Proof. SPT places the largest task last. Its completion time equals the
total processing time \sum p_i, which is the maximum possible completion
time for any individual task. Meanwhile, FIFO or any non-SPT order would
allow the large task to finish earlier. \blacksquare
This creates a starvation incentive: rational agents optimizing the unweighted statistic will indefinitely defer large tasks in favor of small ones.
Real-world manifestations
| Domain | Gameable metric | Perverse outcome |
|---|---|---|
| Support desks | Tickets closed / day | Complex issues ignored |
| Sprint planning | Story count velocity | Work split into trivial pieces |
| Emergency rooms | Average wait time | Critical patients deprioritized |
| Academic publishing | Papers per year | Incremental work favored over deep research |
7. Conclusion
The unweighted average completion time is a biased statistic that:
- Can be gamed by scheduling policy (Theorem 1), unlike work-weighted completion time which is schedule-invariant (Theorem 2).
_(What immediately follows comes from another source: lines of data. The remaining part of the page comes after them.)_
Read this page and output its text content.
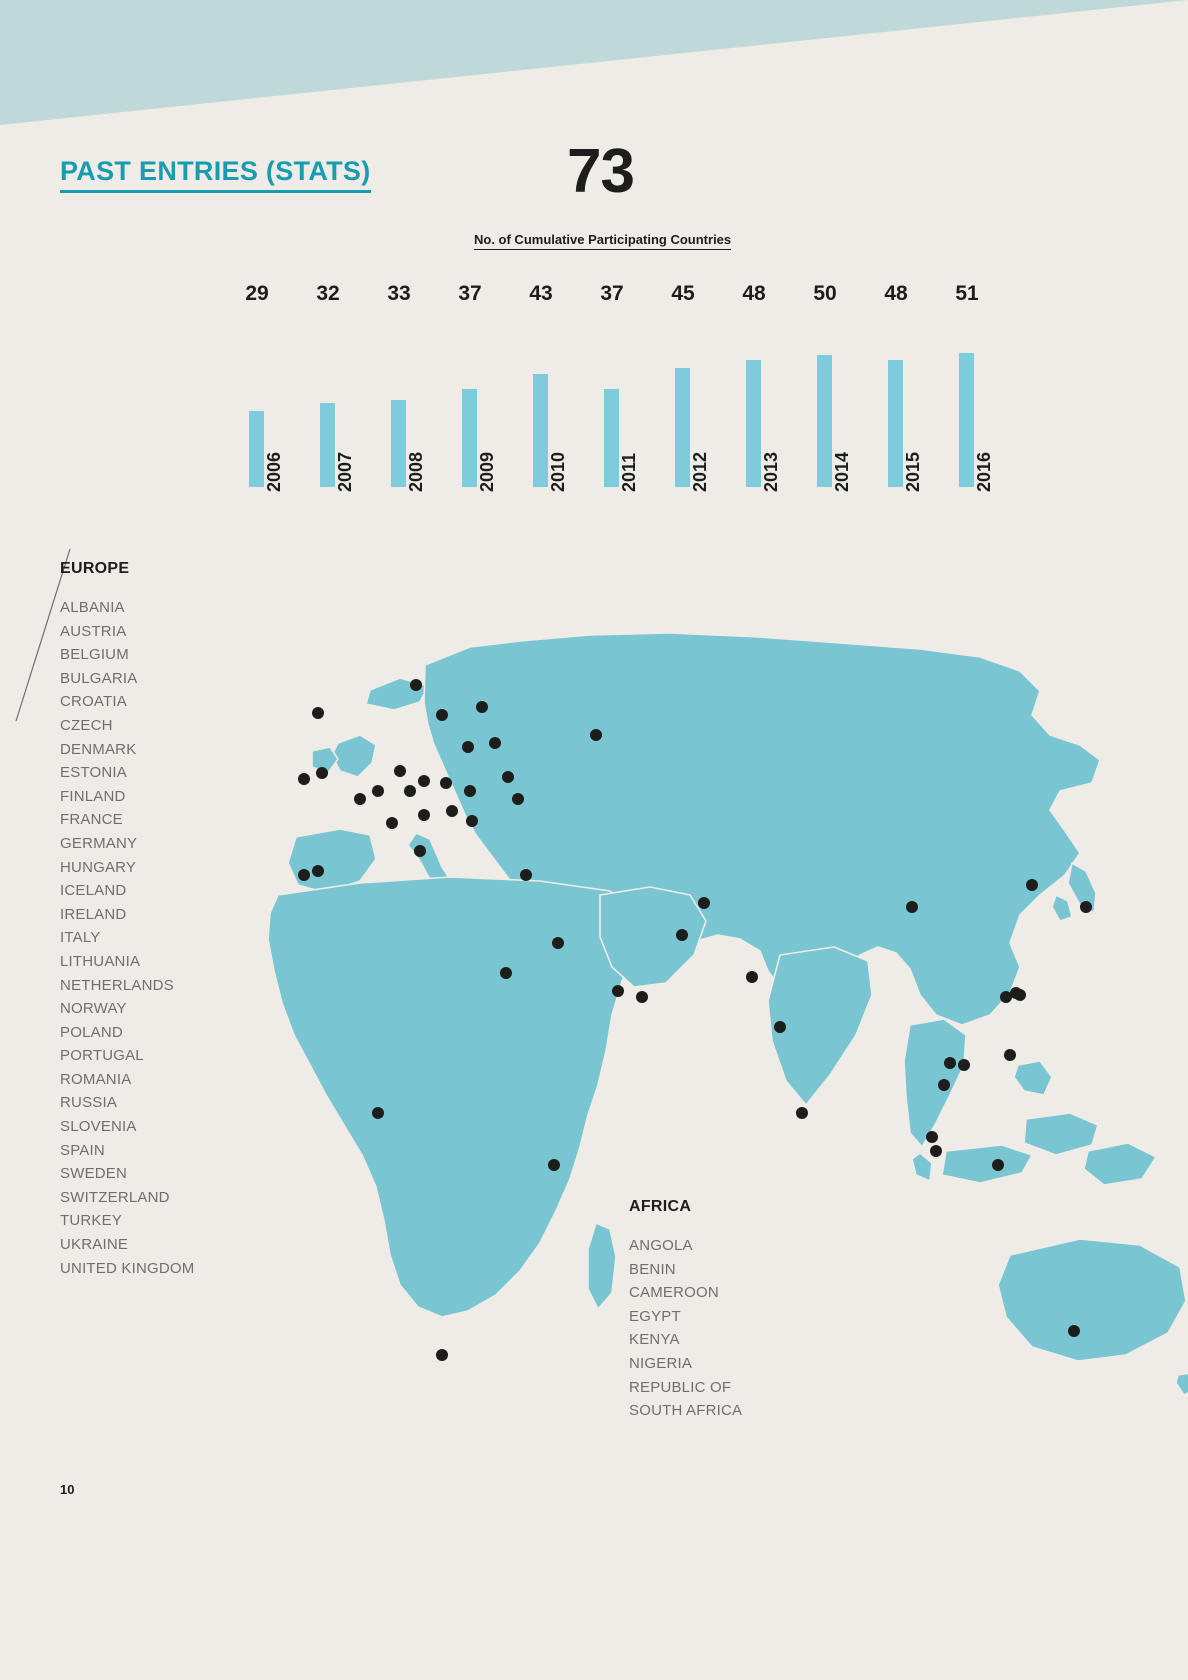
PAST ENTRIES (STATS)	73
No. of Cumulative Participating Countries
29
2006
32
2007
33
2008
37
2009
43
2010
37
2011
45
2012
48
2013
50
2014
48
2015
51
2016
EUROPE
ALBANIA
AUSTRIA
BELGIUM
BULGARIA
CROATIA
CZECH
DENMARK
ESTONIA
FINLAND
FRANCE
GERMANY
HUNGARY
ICELAND
IRELAND
ITALY
LITHUANIA
NETHERLANDS
NORWAY
POLAND
PORTUGAL
ROMANIA
RUSSIA
SLOVENIA
SPAIN
SWEDEN
SWITZERLAND
TURKEY
UKRAINE
UNITED KINGDOM
AFRICA
ANGOLA
BENIN
CAMEROON
EGYPT
KENYA
NIGERIA
REPUBLIC OF
SOUTH AFRICA
10
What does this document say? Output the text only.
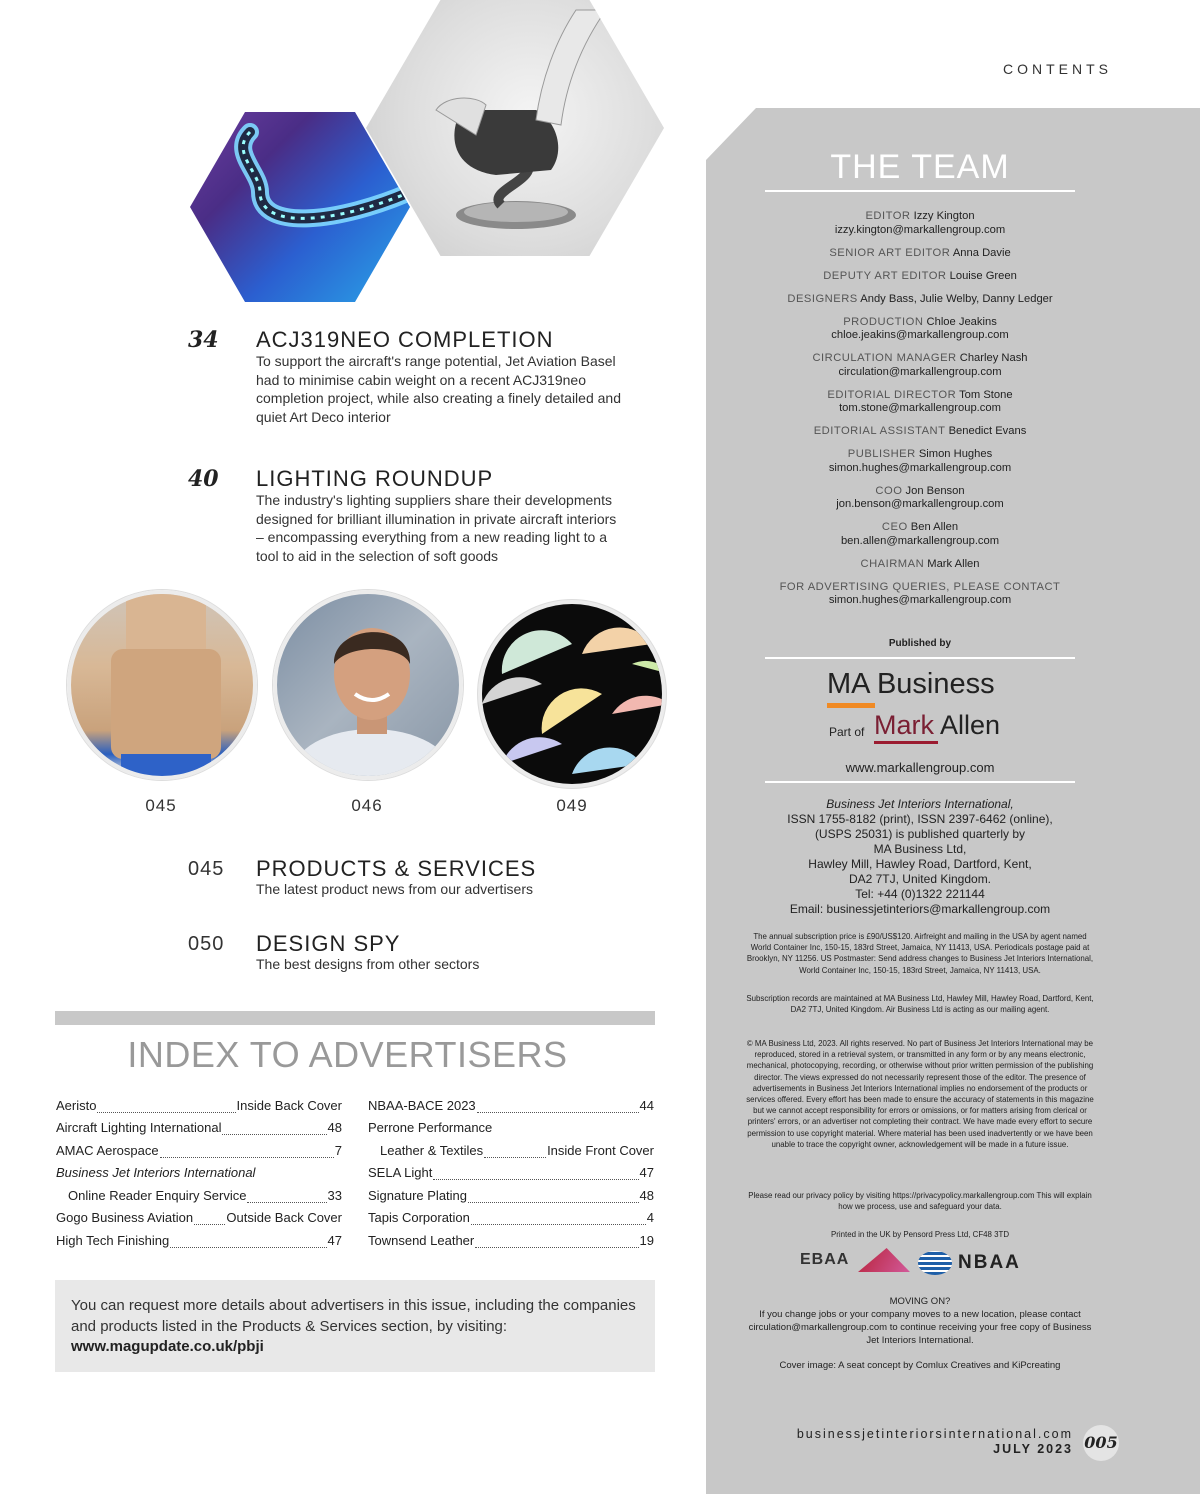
CONTENTS
34 ACJ319NEO COMPLETION
To support the aircraft's range potential, Jet Aviation Basel had to minimise cabin weight on a recent ACJ319neo completion project, while also creating a finely detailed and quiet Art Deco interior
40 LIGHTING ROUNDUP
The industry's lighting suppliers share their developments designed for brilliant illumination in private aircraft interiors – encompassing everything from a new reading light to a tool to aid in the selection of soft goods
045	046	049
045 PRODUCTS & SERVICES
The latest product news from our advertisers
050 DESIGN SPY
The best designs from other sectors
INDEX TO ADVERTISERS
Aeristo	Inside Back Cover
Aircraft Lighting International	48
AMAC Aerospace	7
Business Jet Interiors International
Online Reader Enquiry Service	33
Gogo Business Aviation	Outside Back Cover
High Tech Finishing	47
NBAA-BACE 2023	44
Perrone Performance
Leather & Textiles	Inside Front Cover
SELA Light	47
Signature Plating	48
Tapis Corporation	4
Townsend Leather	19
You can request more details about advertisers in this issue, including the companies and products listed in the Products & Services section, by visiting: www.magupdate.co.uk/pbji
THE TEAM
EDITOR Izzy Kington
izzy.kington@markallengroup.com
SENIOR ART EDITOR Anna Davie
DEPUTY ART EDITOR Louise Green
DESIGNERS Andy Bass, Julie Welby, Danny Ledger
PRODUCTION Chloe Jeakins
chloe.jeakins@markallengroup.com
CIRCULATION MANAGER Charley Nash
circulation@markallengroup.com
EDITORIAL DIRECTOR Tom Stone
tom.stone@markallengroup.com
EDITORIAL ASSISTANT Benedict Evans
PUBLISHER Simon Hughes
simon.hughes@markallengroup.com
COO Jon Benson
jon.benson@markallengroup.com
CEO Ben Allen
ben.allen@markallengroup.com
CHAIRMAN Mark Allen
FOR ADVERTISING QUERIES, PLEASE CONTACT
simon.hughes@markallengroup.com
Published by
MA Business
Part of Mark Allen
www.markallengroup.com
Business Jet Interiors International,
ISSN 1755-8182 (print), ISSN 2397-6462 (online),
(USPS 25031) is published quarterly by
MA Business Ltd,
Hawley Mill, Hawley Road, Dartford, Kent,
DA2 7TJ, United Kingdom.
Tel: +44 (0)1322 221144
Email: businessjetinteriors@markallengroup.com
The annual subscription price is £90/US$120. Airfreight and mailing in the USA by agent named World Container Inc, 150-15, 183rd Street, Jamaica, NY 11413, USA. Periodicals postage paid at Brooklyn, NY 11256. US Postmaster: Send address changes to Business Jet Interiors International, World Container Inc, 150-15, 183rd Street, Jamaica, NY 11413, USA.
Subscription records are maintained at MA Business Ltd, Hawley Mill, Hawley Road, Dartford, Kent, DA2 7TJ, United Kingdom. Air Business Ltd is acting as our mailing agent.
© MA Business Ltd, 2023. All rights reserved. No part of Business Jet Interiors International may be reproduced, stored in a retrieval system, or transmitted in any form or by any means electronic, mechanical, photocopying, recording, or otherwise without prior written permission of the publishing director. The views expressed do not necessarily represent those of the editor. The presence of advertisements in Business Jet Interiors International implies no endorsement of the products or services offered. Every effort has been made to ensure the accuracy of statements in this magazine but we cannot accept responsibility for errors or omissions, or for matters arising from clerical or printers' errors, or an advertiser not completing their contract. We have made every effort to secure permission to use copyright material. Where material has been used inadvertently or we have been unable to trace the copyright owner, acknowledgement will be made in a future issue.
Please read our privacy policy by visiting https://privacypolicy.markallengroup.com This will explain how we process, use and safeguard your data.
Printed in the UK by Pensord Press Ltd, CF48 3TD
EBAA	NBAA
MOVING ON?
If you change jobs or your company moves to a new location, please contact circulation@markallengroup.com to continue receiving your free copy of Business Jet Interiors International.
Cover image: A seat concept by Comlux Creatives and KiPcreating
businessjetinteriorsinternational.com
JULY 2023 005
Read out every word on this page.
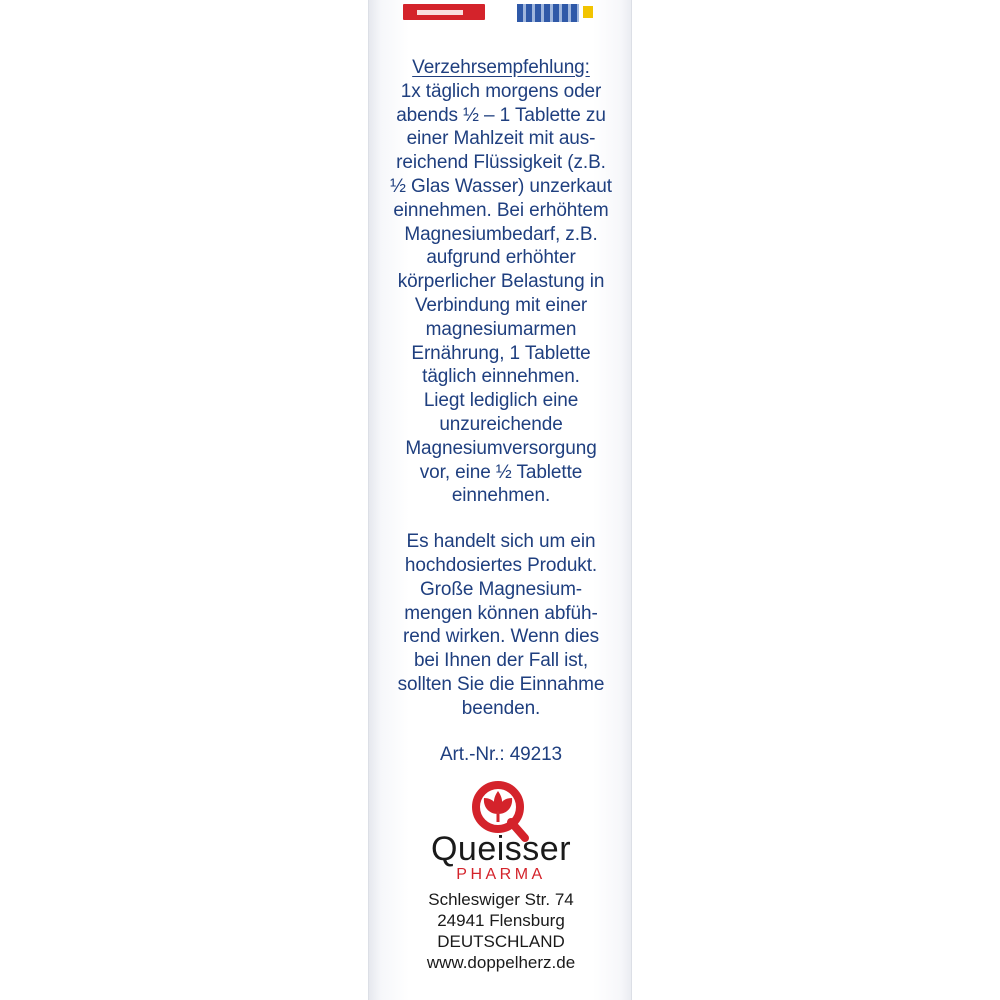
Verzehrsempfehlung:
1x täglich morgens oder
abends ½ – 1 Tablette zu
einer Mahlzeit mit aus-
reichend Flüssigkeit (z.B.
½ Glas Wasser) unzerkaut
einnehmen. Bei erhöhtem
Magnesiumbedarf, z.B.
aufgrund erhöhter
körperlicher Belastung in
Verbindung mit einer
magnesiumarmen
Ernährung, 1 Tablette
täglich einnehmen.
Liegt lediglich eine
unzureichende
Magnesiumversorgung
vor, eine ½ Tablette
einnehmen.
Es handelt sich um ein
hochdosiertes Produkt.
Große Magnesium-
mengen können abfüh-
rend wirken. Wenn dies
bei Ihnen der Fall ist,
sollten Sie die Einnahme
beenden.
Art.-Nr.: 49213
Queisser
PHARMA
Schleswiger Str. 74
24941 Flensburg
DEUTSCHLAND
www.doppelherz.de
- Incentivizes starvation of large tasks (Theorem 3).
- Contradicts Little's Law unless tasks are uniformly sized.
A metric that can be improved by reordering work — without doing any additional work — is measuring the scheduling policy, not the system's capacity or effectiveness.
Unweighted average completion time is not a fair or accurate measurement of task execution performance.
This proof was developed conversationally and formalized on 2026-03-28.